Mark Ruffalo may be best known as a Hollywood star, but for over seven years, Ruffalo has been leading in a very different arena: the fight for clean energy for all in the U.S.

During a TIME100 Talks discussion, Ruffalo and Gloria Walton, the incoming CEO and president of The Solutions Project, the environmental activism organization Ruffalo co-founded, shared their insights on the ways that climate justice and racial justice are related—and why supporting on-the-ground work today is more necessary than ever.

The Solutions Project has distributed more than $5 million in grants to over 100 community projects around the country, giving support to frontline leaders working on policy changes and community development, focused on combating the ill effects of climate change and encouraging equitable solutions to clean energy needs.

Ruffalo was inspired to start The Solutions Project after getting involved in local anti-fracking activism near his upstate New York home.
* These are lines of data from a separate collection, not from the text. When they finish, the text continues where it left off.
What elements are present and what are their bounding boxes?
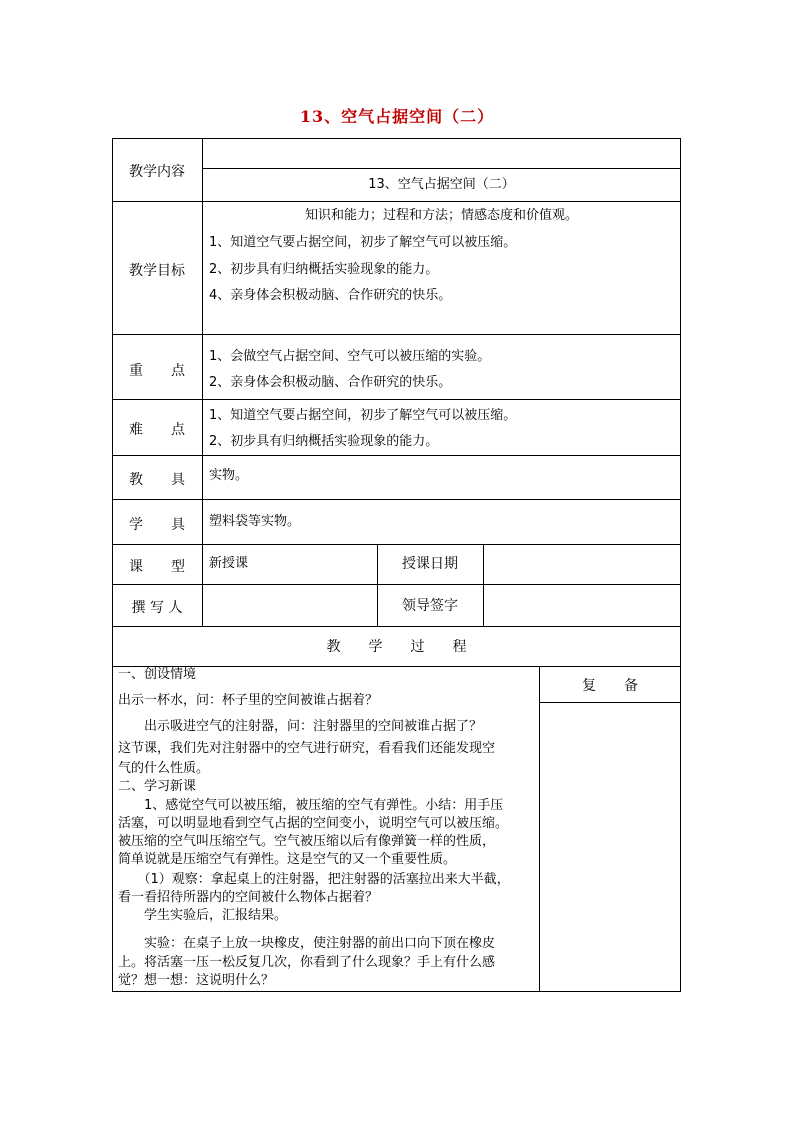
row-line-content-inner bbox=[202, 168, 681, 169]
content-label: 教学内容 bbox=[129, 164, 185, 180]
difficult-points-label: 难 点 bbox=[129, 422, 185, 438]
content-value: 13、空气占据空间（二） bbox=[368, 177, 515, 192]
process-line: 觉？想一想：这说明什么？ bbox=[118, 973, 275, 988]
lesson-type-label: 课 型 bbox=[129, 559, 185, 575]
row-line-5 bbox=[112, 499, 681, 500]
process-line: （1）观察：拿起桌上的注射器，把注射器的活塞拉出来大半截， bbox=[118, 872, 510, 887]
teacher-tools-label: 教 具 bbox=[129, 472, 185, 488]
goal-item: 4、亲身体会积极动脑、合作研究的快乐。 bbox=[209, 288, 452, 303]
difficult-point-item: 2、初步具有归纳概括实验现象的能力。 bbox=[209, 434, 439, 449]
goal-item: 1、知道空气要占据空间，初步了解空气可以被压缩。 bbox=[209, 235, 517, 250]
row-line-4 bbox=[112, 455, 681, 456]
row-line-bottom bbox=[112, 991, 681, 992]
teacher-tools-value: 实物。 bbox=[209, 468, 249, 483]
difficult-point-item: 1、知道空气要占据空间，初步了解空气可以被压缩。 bbox=[209, 408, 517, 423]
review-column-divider bbox=[539, 666, 540, 992]
process-line: 被压缩的空气叫压缩空气。空气被压缩以后有像弹簧一样的性质， bbox=[118, 834, 496, 849]
row-line-3 bbox=[112, 399, 681, 400]
process-label: 教 学 过 程 bbox=[326, 639, 467, 655]
process-line: 一、创设情境 bbox=[118, 667, 197, 682]
lesson-date-label: 授课日期 bbox=[402, 556, 458, 572]
process-line: 上。将活塞一压一松反复几次，你看到了什么现象？手上有什么感 bbox=[118, 955, 496, 970]
process-line: 学生实验后，汇报结果。 bbox=[118, 908, 288, 923]
process-line: 出示一杯水，问：杯子里的空间被谁占据着？ bbox=[118, 693, 379, 708]
process-line: 1、感觉空气可以被压缩，被压缩的空气有弹性。小结：用手压 bbox=[118, 798, 504, 813]
process-line: 实验：在桌子上放一块橡皮，使注射器的前出口向下顶在橡皮 bbox=[118, 936, 496, 951]
writer-label: 撰 写 人 bbox=[131, 600, 183, 616]
row-line-6 bbox=[112, 544, 681, 545]
row-line-top bbox=[112, 138, 681, 139]
row-line-8 bbox=[112, 626, 681, 627]
row-line-7 bbox=[112, 584, 681, 585]
process-line: 气的什么性质。 bbox=[118, 761, 210, 776]
key-points-label: 重 点 bbox=[129, 363, 185, 379]
row-line-2 bbox=[112, 334, 681, 335]
process-line: 活塞，可以明显地看到空气占据的空间变小，说明空气可以被压缩。 bbox=[118, 816, 509, 831]
goals-label: 教学目标 bbox=[129, 263, 185, 279]
process-line: 简单说就是压缩空气有弹性。这是空气的又一个重要性质。 bbox=[118, 852, 457, 867]
key-point-item: 1、会做空气占据空间、空气可以被压缩的实验。 bbox=[209, 349, 491, 364]
student-tools-label: 学 具 bbox=[129, 517, 185, 533]
goals-header: 知识和能力；过程和方法；情感态度和价值观。 bbox=[304, 208, 578, 223]
mid-divider-right bbox=[483, 544, 484, 626]
lesson-type-value: 新授课 bbox=[209, 556, 249, 571]
leader-sign-label: 领导签字 bbox=[402, 598, 458, 614]
goal-item: 2、初步具有归纳概括实验现象的能力。 bbox=[209, 262, 439, 277]
page-title: 13、空气占据空间（二） bbox=[299, 107, 495, 126]
process-line: 二、学习新课 bbox=[118, 779, 197, 794]
row-line-1 bbox=[112, 201, 681, 202]
table-border-right bbox=[680, 138, 681, 992]
process-line: 这节课，我们先对注射器中的空气进行研究，看看我们还能发现空 bbox=[118, 741, 496, 756]
process-line: 出示吸进空气的注射器，问：注射器里的空间被谁占据了？ bbox=[118, 719, 483, 734]
review-label: 复 备 bbox=[582, 678, 638, 694]
review-header-line bbox=[539, 702, 681, 703]
key-point-item: 2、亲身体会积极动脑、合作研究的快乐。 bbox=[209, 375, 452, 390]
process-line: 看一看招待所器内的空间被什么物体占据着？ bbox=[118, 890, 379, 905]
student-tools-value: 塑料袋等实物。 bbox=[209, 514, 301, 529]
His journey through the environmental space has brought him to recognize entrenched inequalities in the movement, like the whiteness of environmentalism. “I hate to say it, but the environmental movement is mostly white, and the power is mostly with white people in leadership. And we’re seeing a shift in that,” he said. “The more we center on those who’ve been living with this and already developing the solutions, I think the quicker we’ll move along.” To that end, they are focusing on funding projects led by BIPOC women.

Walton, who is joining The Solutions Project following a decades-long career as a community organizer in the environmental space, highlighted the intersectional nature of the fights for climate and racial justice. “The power has not been in the communities on the front lines, the ones who are first to die and have the hardest time recovering,” she said, referencing poor, black, indigenous and immigrant communities who are often conservationist by necessity. Racial justice, she noted, “can’t be an add-on when it comes to climate, but it’s an essential element,” she said. “People are in the streets calling for transformation. I’m here today calling for transformation.” To her, climate justice is the “solution of the time” because it touches on so many of the core challenges Americans face today.

Recalling his early experiences in the anti-fracking fight, Ruffalo reflected out the power of female leadership specifically. “It has nothing to do with self-aggrandizement or ego. It’s all about taking care of the community,” he said of what women bring to the table. “When you look at Congress, it’s mostly old white dudes,” he said. “We need balance. Balance shows us what we normally don’t see.”